Les défis auxquels font face les villes du monde entier sont extrêmement complexes et souvent très spécifiques. Chaque ville étant unique, nous devons tenir compte du contexte local et culturel qui leur est propre pour qu’elles conservent leur caractère. Cela étant, les réactions portées à notre connaissance allaient dans le même sens : toutes les villes veulent disposer d’un cadre global qu’elles puissent utiliser. Ce résultat a été obtenu par un consensus international sur ce qu’on entend par meilleures pratiques et sur la manière de l’appliquer.

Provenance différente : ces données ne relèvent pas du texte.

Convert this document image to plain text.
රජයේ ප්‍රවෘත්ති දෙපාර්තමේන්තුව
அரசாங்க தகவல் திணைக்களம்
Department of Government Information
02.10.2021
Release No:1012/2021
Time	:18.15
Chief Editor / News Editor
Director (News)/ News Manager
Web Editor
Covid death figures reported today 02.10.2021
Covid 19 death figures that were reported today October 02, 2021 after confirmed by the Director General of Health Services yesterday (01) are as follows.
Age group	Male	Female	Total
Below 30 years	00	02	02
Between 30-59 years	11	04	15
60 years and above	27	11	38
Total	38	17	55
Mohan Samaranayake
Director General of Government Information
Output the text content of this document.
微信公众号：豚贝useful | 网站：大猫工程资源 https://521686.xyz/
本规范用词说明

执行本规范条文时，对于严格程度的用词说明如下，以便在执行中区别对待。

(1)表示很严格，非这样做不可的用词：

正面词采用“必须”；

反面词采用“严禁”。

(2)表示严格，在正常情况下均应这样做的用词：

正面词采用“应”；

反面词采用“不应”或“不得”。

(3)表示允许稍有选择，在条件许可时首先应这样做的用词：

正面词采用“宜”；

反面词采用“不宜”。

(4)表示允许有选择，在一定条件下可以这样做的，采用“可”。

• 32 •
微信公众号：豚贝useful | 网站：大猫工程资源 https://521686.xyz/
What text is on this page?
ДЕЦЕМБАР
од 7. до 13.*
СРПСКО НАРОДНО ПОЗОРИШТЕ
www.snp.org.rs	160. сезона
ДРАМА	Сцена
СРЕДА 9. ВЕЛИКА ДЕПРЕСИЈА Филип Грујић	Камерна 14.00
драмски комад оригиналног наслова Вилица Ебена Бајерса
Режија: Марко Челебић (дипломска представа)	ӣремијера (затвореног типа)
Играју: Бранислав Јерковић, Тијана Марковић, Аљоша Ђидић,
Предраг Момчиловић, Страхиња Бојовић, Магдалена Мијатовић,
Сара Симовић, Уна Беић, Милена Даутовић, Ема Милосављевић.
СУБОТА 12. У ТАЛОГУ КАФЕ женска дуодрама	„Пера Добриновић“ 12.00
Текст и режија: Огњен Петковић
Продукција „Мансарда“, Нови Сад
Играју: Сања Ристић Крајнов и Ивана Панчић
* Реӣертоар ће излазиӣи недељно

Ce cadre doit également concorder avec les Objectifs de développement durable des Nations Unies, destinés à créer un monde plus intelligent et plus prospère pour tous. Il importe donc que les normes prennent intégralement en compte des questions telles que la gestion de l’énergie et de l’eau, la sécurité routière, les transports, la cybersécurité, la santé et la gouvernance, les changements climatiques et le bien-être des habitants, y compris les personnes âgées.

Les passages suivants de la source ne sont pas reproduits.